From the next national congress of epidemiologists, a manifesto will emerge in which the governments of Spain, including the municipal ones, will be asked to invest more in defense of the environment; and, specifically, a reserve of the income of the municipalities for urban planning for improvement plans and adaptation to climate change. Now you know: this is a matter of life, illness or death.

PENDING CHALLENGES

  • POLLUTION: Focus of diseases.
    The WHO warns that exposure to air pollution favors heart disease, stroke, asthma, COPD and cancers of the trachea, bronchi and lung, Alzheimer’s…
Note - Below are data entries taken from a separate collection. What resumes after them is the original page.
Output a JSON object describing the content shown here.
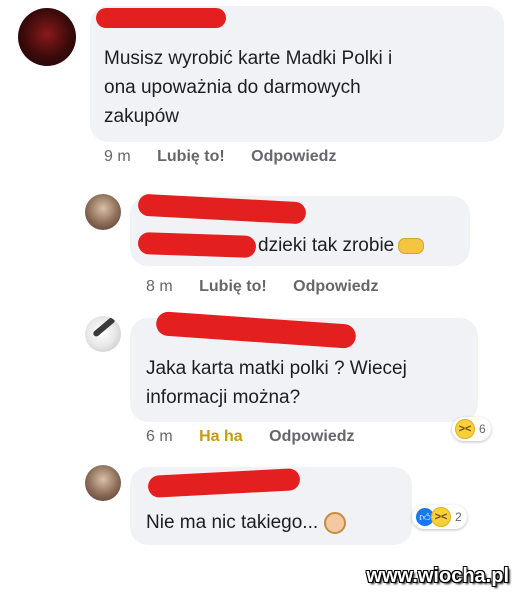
{
  "comments": [
    {
      "text_lines": [
        "Musisz wyrobić karte Madki Polki i",
        "ona upoważnia do darmowych",
        "zakupów"
      ],
      "time": "9 m",
      "like_label": "Lubię to!",
      "reply_label": "Odpowiedz"
    },
    {
      "text": "dzieki tak zrobie",
      "time": "8 m",
      "like_label": "Lubię to!",
      "reply_label": "Odpowiedz"
    },
    {
      "text_lines": [
        "Jaka karta matki polki ? Wiecej",
        "informacji można?"
      ],
      "time": "6 m",
      "like_label": "Ha ha",
      "reply_label": "Odpowiedz",
      "reactions": {
        "icons": [
          "laugh-reaction-icon"
        ],
        "count": "6"
      }
    },
    {
      "text": "Nie ma nic takiego...",
      "reactions": {
        "icons": [
          "like-reaction-icon",
          "laugh-reaction-icon"
        ],
        "count": "2"
      }
    }
  ],
  "watermark": "www.wiocha.pl",
  "colors": {
    "bubble": "#f0f2f5",
    "meta": "#65676b",
    "haha": "#c99a0b",
    "redaction": "#e41f1f"
  }
}
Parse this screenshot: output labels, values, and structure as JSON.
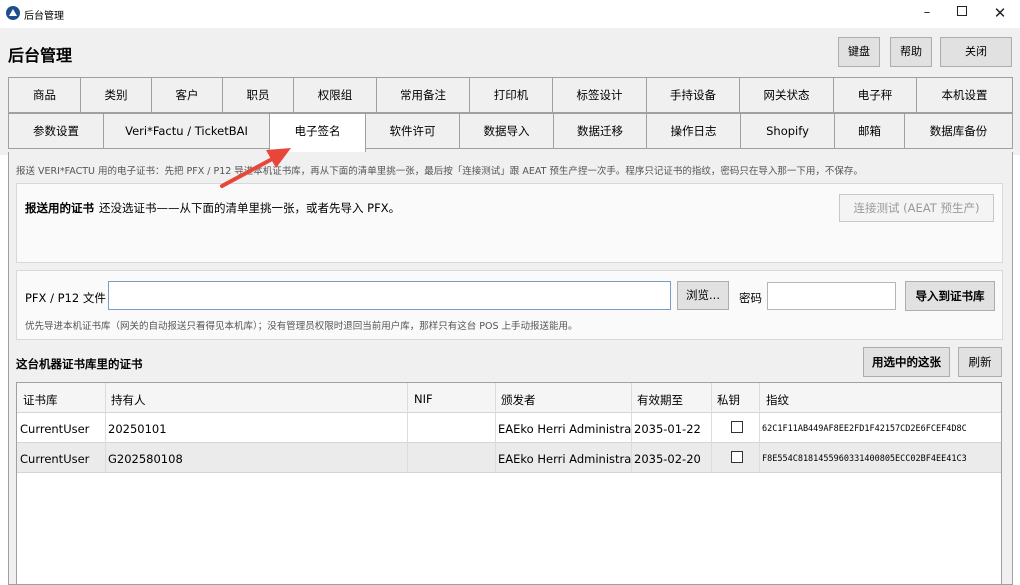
{
  "window": {
    "title": "后台管理",
    "controls": {
      "minimize": "–",
      "close": "✕"
    }
  },
  "header": {
    "title": "后台管理",
    "buttons": {
      "keyboard": "键盘",
      "help": "帮助",
      "close": "关闭"
    }
  },
  "tabs": {
    "row1": [
      "商品",
      "类别",
      "客户",
      "职员",
      "权限组",
      "常用备注",
      "打印机",
      "标签设计",
      "手持设备",
      "网关状态",
      "电子秤",
      "本机设置"
    ],
    "row2": [
      "参数设置",
      "Veri*Factu / TicketBAI",
      "电子签名",
      "软件许可",
      "数据导入",
      "数据迁移",
      "操作日志",
      "Shopify",
      "邮箱",
      "数据库备份"
    ],
    "active": "电子签名"
  },
  "hint": "报送 VERI*FACTU 用的电子证书：先把 PFX / P12 导进本机证书库，再从下面的清单里挑一张，最后按「连接测试」跟 AEAT 预生产捏一次手。程序只记证书的指纹，密码只在导入那一下用，不保存。",
  "current_cert": {
    "label": "报送用的证书",
    "value": "还没选证书——从下面的清单里挑一张，或者先导入 PFX。",
    "test_button": "连接测试 (AEAT 预生产)"
  },
  "import": {
    "file_label": "PFX / P12 文件",
    "file_value": "",
    "browse_button": "浏览...",
    "password_label": "密码",
    "password_value": "",
    "import_button": "导入到证书库",
    "note": "优先导进本机证书库（网关的自动报送只看得见本机库）；没有管理员权限时退回当前用户库，那样只有这台 POS 上手动报送能用。"
  },
  "cert_list": {
    "title": "这台机器证书库里的证书",
    "use_button": "用选中的这张",
    "refresh_button": "刷新",
    "columns": [
      "证书库",
      "持有人",
      "NIF",
      "颁发者",
      "有效期至",
      "私钥",
      "指纹"
    ],
    "rows": [
      {
        "store": "CurrentUser",
        "holder": "20250101",
        "nif": "",
        "issuer": "EAEko Herri Administrazio",
        "expires": "2035-01-22",
        "private_key": false,
        "thumbprint": "62C1F11AB449AF8EE2FD1F42157CD2E6FCEF4D8C"
      },
      {
        "store": "CurrentUser",
        "holder": "G202580108",
        "nif": "",
        "issuer": "EAEko Herri Administrazio",
        "expires": "2035-02-20",
        "private_key": false,
        "thumbprint": "F8E554C8181455960331400805ECC02BF4EE41C3"
      }
    ]
  },
  "colors": {
    "arrow": "#e8463a",
    "input_border": "#7a9cc6",
    "background": "#f0f0f0"
  }
}
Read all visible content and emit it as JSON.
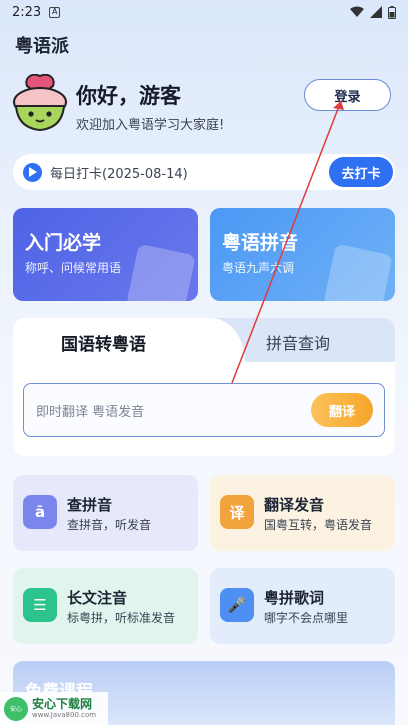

  • SPAIN: Health, a priority.
    The National Plan for Adaptation to Climate Change 2021-2030 considers human health as one of its eighteen priority areas of work. The document includes a specific line of action to tackle extreme temperatures and recognizes an increase in illnesses and deaths from this phenomenon

  • MUNICIPALITIES: More green areas.
    The national plan against climate change proposes urban planning with solutions based on nature. It contains five major lines of work. To the identification of risks and development of measures for the protection of health, the fight against infectious and parasitic diseases favored by climate change is added. It is also committed to promoting actions against extreme temperatures, caring for air quality and reducing risks in the workplace.